I like this guy's thoughts: What, I have to ask, is wrong with professionalization? What are we really criticizing when we deride the graduates of MFA and PhD programs for nothing more than simply having done what one would expect them to do, which is to go and learn about the enterprise in which they are interested? I suspect that lurking behind such statements lies a romanticized and outmoded notion of the artistic subject—which is to say, of the kind of subjectivity (autodidactic, at odds with decorum and the status quo, sometimes tortured, often difficult, always independent—i.e. an ideal of bourgeois bohemianism) that continues to cling to the definition of the “artist” today like some itchy fungus. Holland Cotter made an offending passage in a piece called ‘generations’. Here’s the offending passage, "A scan of the catalog’s biographies confirms that, almost without exception, the artists in the show are products of art schools, as often as not intensely professionalized, canon-driven environments.
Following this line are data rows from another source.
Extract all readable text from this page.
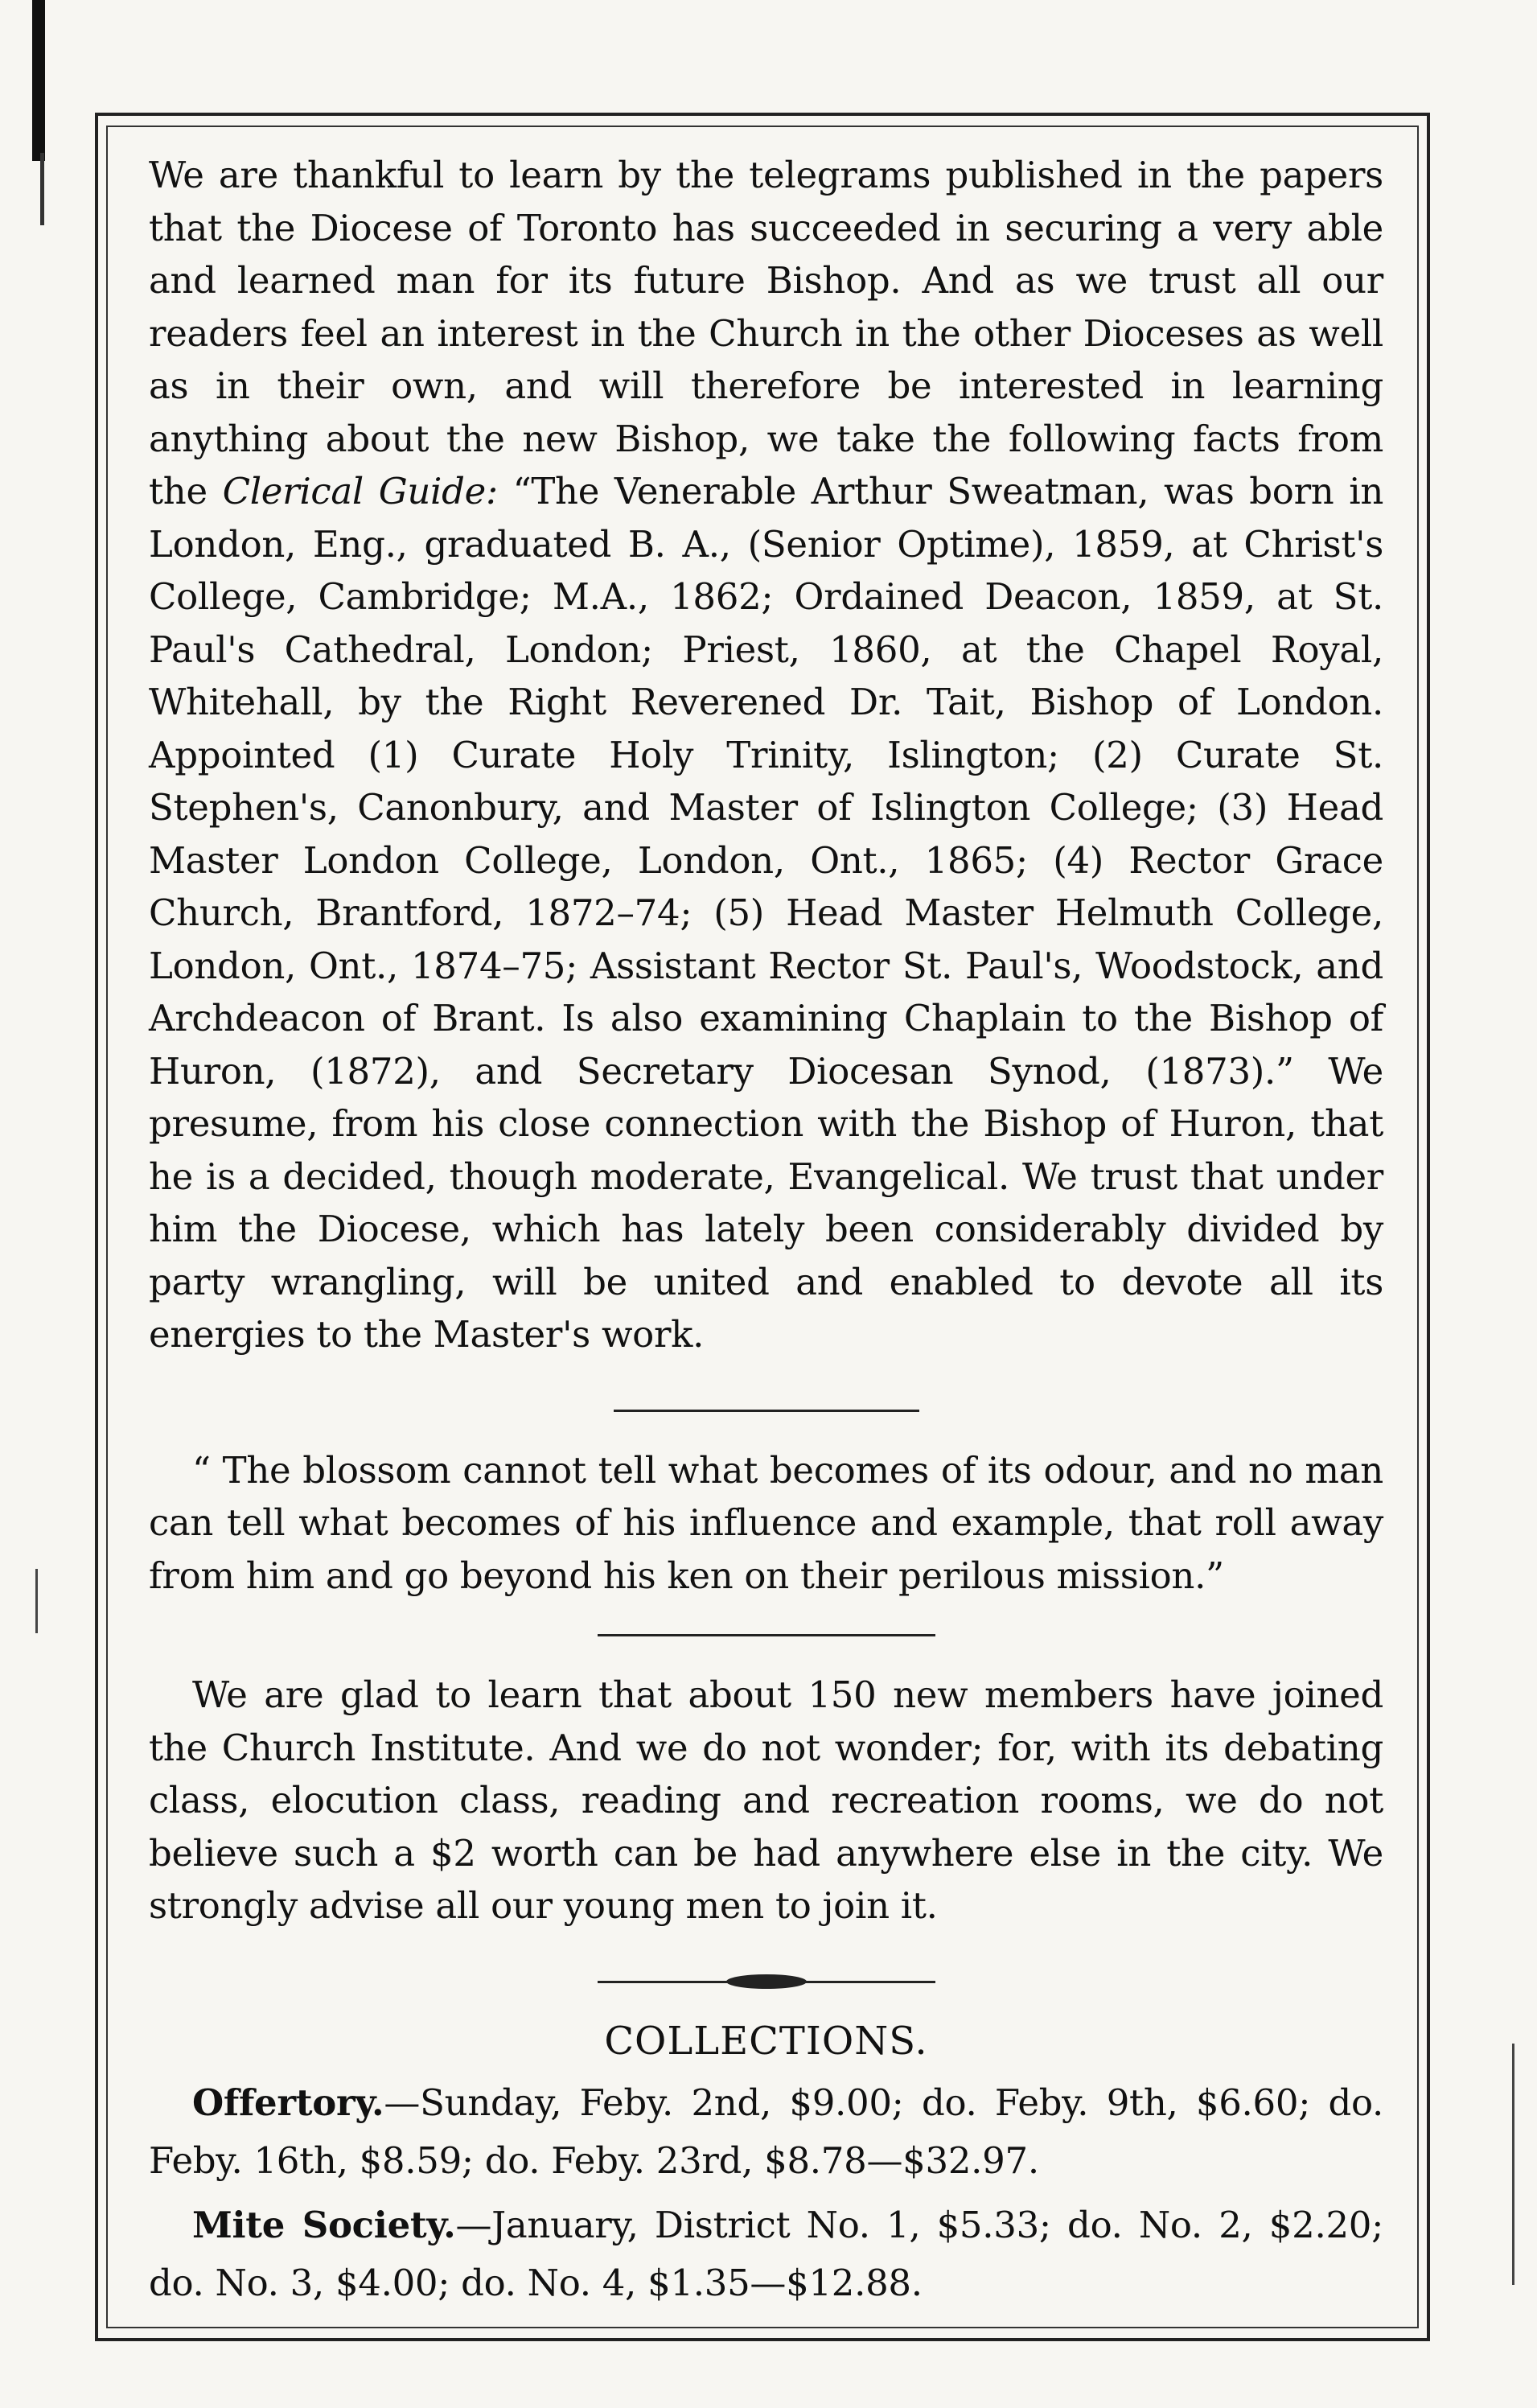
We are thankful to learn by the telegrams published in the papers that the Diocese of Toronto has succeeded in securing a very able and learned man for its future Bishop. And as we trust all our readers feel an interest in the Church in the other Dioceses as well as in their own, and will therefore be interested in learning anything about the new Bishop, we take the following facts from the Clerical Guide: “The Venerable Arthur Sweatman, was born in London, Eng., graduated B. A., (Senior Optime), 1859, at Christ's College, Cambridge; M.A., 1862; Ordained Deacon, 1859, at St. Paul's Cathedral, London; Priest, 1860, at the Chapel Royal, Whitehall, by the Right Reverened Dr. Tait, Bishop of London. Appointed (1) Curate Holy Trinity, Islington; (2) Curate St. Stephen's, Canonbury, and Master of Islington College; (3) Head Master London College, London, Ont., 1865; (4) Rector Grace Church, Brantford, 1872–74; (5) Head Master Helmuth College, London, Ont., 1874–75; Assistant Rector St. Paul's, Woodstock, and Archdeacon of Brant. Is also examining Chaplain to the Bishop of Huron, (1872), and Secretary Diocesan Synod, (1873).” We presume, from his close connection with the Bishop of Huron, that he is a decided, though moderate, Evangelical. We trust that under him the Diocese, which has lately been considerably divided by party wrangling, will be united and enabled to devote all its energies to the Master's work.

“ The blossom cannot tell what becomes of its odour, and no man can tell what becomes of his influence and example, that roll away from him and go beyond his ken on their perilous mission.”

We are glad to learn that about 150 new members have joined the Church Institute. And we do not wonder; for, with its debating class, elocution class, reading and recreation rooms, we do not believe such a $2 worth can be had anywhere else in the city. We strongly advise all our young men to join it.

COLLECTIONS.

Offertory.—Sunday, Feby. 2nd, $9.00; do. Feby. 9th, $6.60; do. Feby. 16th, $8.59; do. Feby. 23rd, $8.78—$32.97.

Mite Society.—January, District No. 1, $5.33; do. No. 2, $2.20; do. No. 3, $4.00; do. No. 4, $1.35—$12.88.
This may help explain why so much of the work on view comes with art historical references and borrowings, tweaks on tweaks on tweaks so intricate and numerous as to defy listing." If any show can be said to reflect a larger state of affairs in art now, this one suggests a somewhat dull, deflated contemporary art world, professionalized to a fault, in search of a fresh consensus. It has prompted the predictable cooing from wishful insiders, burbling vaguely about new found introspection and gravity. To turn back to charges of ‘professionalism’, what is the merit of it to begin with? Is the ‘amateur’ really, demonstrably, more favorable than the pro? Isn’t the former simply another iteration of our own lurking romanticism? (Or worse, is it of a piece with the rampant and poisonous anti-elitism that we witness nearly everywhere today?) I hesitate here to make a comparison to the sciences. Professionalization in such fields as biology and physics may have resulted in certain institutional inefficiencies, in misguided research programs and even, in some instances, in a kind of sanctioned alienation from ‘reality’.